While I wholeheartedly agree that perfect score are being given out like it’s going out of fashion, there are some qualms I have about your article. First, many of the publications you have listed have expressed that a 10/10 or A+ doesn’t mean it’s a perfect, or flawless game. EGM has often said that a 10/10 (or what would now be an A+ since they’ve changed their system) simply implies that the game goes beyond the call of duty and is one of the best in the genre. I don’t think this is calling it perfect. If giving a 10 is a violation of journalistic integrity, I think we would have to reevaluate the legitimacy of a points system in the first place. If 10s and A+s are out of bounds, what’s a 9.9, or an A? I think a major function of reviews, and I’m sure reviews are conscious of this, is first and foremost a recommendation. If you want to tell your audience that they should go buy something, with your intent either being you believe a sequel is imperative or you simply wish for the developers to reap the rewards of their hard work, nothing gets the job done better than a PERFECT stamped right across that game’s cover. Journalistic integrity can also mean the death of a potential franchise. The excellent work from Clover Studios (that brought us Okami, Viewtiful Joe, God Hand) and even new IPs from powerhouses like Capcom (like Zack and Wiki or the Phoenix Wright games) are recognized as “niche” titles because journalists focused on their flaws, rather than their strengths, and gamers did not receive the must-buy message that they would have had these games been given some more critical acclaim (that’s not to say Okami didn’t receive significant praise, but it didn’t grace every cover of every news magazine a-la Grand Theft Auto).

That being said, I’m surprised at your choices of games to cover. Bioshock is the spiritual sequel (or more pessimistically the better looking version) of the incredibly influential System Shock series, while Orange Box is a collaberation of one of the best shooting series to ever grace any platform (Half Life) plus one of the most unique titles in recent history (Portal). Plus it’s common knowledge that a console port of a PC is almost always inferior to its PC counterpart, and Orange Box was definitely an indicator of this (you think the 360 port had problems, go play the PS3 port).
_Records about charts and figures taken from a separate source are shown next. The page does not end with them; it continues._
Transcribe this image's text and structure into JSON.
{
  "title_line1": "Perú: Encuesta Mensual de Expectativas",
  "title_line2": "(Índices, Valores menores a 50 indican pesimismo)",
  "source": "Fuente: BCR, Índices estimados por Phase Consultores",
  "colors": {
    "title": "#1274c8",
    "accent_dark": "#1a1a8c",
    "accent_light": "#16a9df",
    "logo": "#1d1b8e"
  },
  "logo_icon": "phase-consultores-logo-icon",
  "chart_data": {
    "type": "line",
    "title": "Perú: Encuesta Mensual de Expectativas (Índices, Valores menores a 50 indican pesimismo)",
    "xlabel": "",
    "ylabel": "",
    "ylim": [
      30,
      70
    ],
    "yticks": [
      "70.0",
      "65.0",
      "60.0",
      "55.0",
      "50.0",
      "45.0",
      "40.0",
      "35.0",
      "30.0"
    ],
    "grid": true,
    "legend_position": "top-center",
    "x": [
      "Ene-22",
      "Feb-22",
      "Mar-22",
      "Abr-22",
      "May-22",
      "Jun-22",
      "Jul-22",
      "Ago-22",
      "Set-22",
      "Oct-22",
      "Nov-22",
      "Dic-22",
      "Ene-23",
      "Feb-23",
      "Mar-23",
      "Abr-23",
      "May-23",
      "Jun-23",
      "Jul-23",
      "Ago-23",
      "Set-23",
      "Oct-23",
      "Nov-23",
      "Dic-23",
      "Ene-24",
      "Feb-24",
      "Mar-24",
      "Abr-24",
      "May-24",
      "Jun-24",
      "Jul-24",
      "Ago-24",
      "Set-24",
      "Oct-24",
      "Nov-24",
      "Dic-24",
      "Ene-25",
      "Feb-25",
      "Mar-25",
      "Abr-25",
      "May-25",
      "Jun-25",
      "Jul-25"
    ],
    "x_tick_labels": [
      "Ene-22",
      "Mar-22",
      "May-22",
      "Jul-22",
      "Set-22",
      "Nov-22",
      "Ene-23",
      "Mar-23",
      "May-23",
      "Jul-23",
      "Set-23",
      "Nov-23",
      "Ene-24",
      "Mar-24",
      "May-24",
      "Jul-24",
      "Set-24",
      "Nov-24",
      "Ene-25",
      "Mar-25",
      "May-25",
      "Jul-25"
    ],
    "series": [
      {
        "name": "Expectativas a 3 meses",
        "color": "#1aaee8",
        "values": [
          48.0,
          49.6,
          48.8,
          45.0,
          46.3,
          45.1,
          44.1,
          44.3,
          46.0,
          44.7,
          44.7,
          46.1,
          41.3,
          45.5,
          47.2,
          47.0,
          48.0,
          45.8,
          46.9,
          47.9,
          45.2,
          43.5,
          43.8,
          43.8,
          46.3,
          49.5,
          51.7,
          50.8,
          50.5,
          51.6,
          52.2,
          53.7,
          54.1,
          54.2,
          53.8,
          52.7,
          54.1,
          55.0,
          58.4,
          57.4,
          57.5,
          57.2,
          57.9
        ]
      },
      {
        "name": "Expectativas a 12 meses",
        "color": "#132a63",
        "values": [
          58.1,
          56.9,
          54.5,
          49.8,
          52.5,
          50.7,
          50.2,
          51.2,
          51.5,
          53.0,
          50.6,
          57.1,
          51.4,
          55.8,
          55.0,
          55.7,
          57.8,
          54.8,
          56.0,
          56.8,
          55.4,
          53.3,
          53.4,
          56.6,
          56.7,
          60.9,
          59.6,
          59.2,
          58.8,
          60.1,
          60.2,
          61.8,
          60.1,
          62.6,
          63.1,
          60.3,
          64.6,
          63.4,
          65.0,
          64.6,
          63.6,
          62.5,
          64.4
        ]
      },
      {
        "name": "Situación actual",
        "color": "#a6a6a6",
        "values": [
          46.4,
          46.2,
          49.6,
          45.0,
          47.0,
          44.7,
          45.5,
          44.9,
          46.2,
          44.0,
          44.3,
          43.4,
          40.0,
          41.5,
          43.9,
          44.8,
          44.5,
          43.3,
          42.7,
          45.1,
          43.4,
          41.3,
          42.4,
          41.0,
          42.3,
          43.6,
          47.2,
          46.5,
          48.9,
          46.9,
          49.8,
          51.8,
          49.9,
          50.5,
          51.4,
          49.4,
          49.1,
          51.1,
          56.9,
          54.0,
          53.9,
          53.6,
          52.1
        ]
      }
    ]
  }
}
Halo I can agree with you that it has recieved a little too much hype when it doesn’t really being anything new to the genre, but it’s online is accessible, very deep and fun, at least compared to the barren wasteland that is console online play. But where’s mention of Grand Theft Auto 4? A game that literally stripped half the content of its predicessor in favor of “realism” or in lamen terms “less fun.” That’s the highest reviewed game on both the PS3 and the 360 and it brought 0 innovations to the formula (while stealing some from titles like Saints Row). I remember an IGN review raving that it was the best title since Ocarina of Time, and that it had an Oscar-worthy presentation. But to my recollection, every Grand Theft Auto involved a protagonist with a dark past working his way up from the bottom to riches while being betrayed by those closest to them (all GTAs copy Scarface in this sense).

But yeah, nothing’s perfect. Except Tetris. Tetris is damn perfect.

Andiius Andiius

Also I recommend you add an “edit” feature to comments so your readers can correct ridiculous spelling errors like the ones I have above.

CommanderNemesis CommanderNemesis

Nice reply Andiius couldn’t agree more espically about the choice of games. Also nothing is perfect except Super Mario 3, well almost perfect.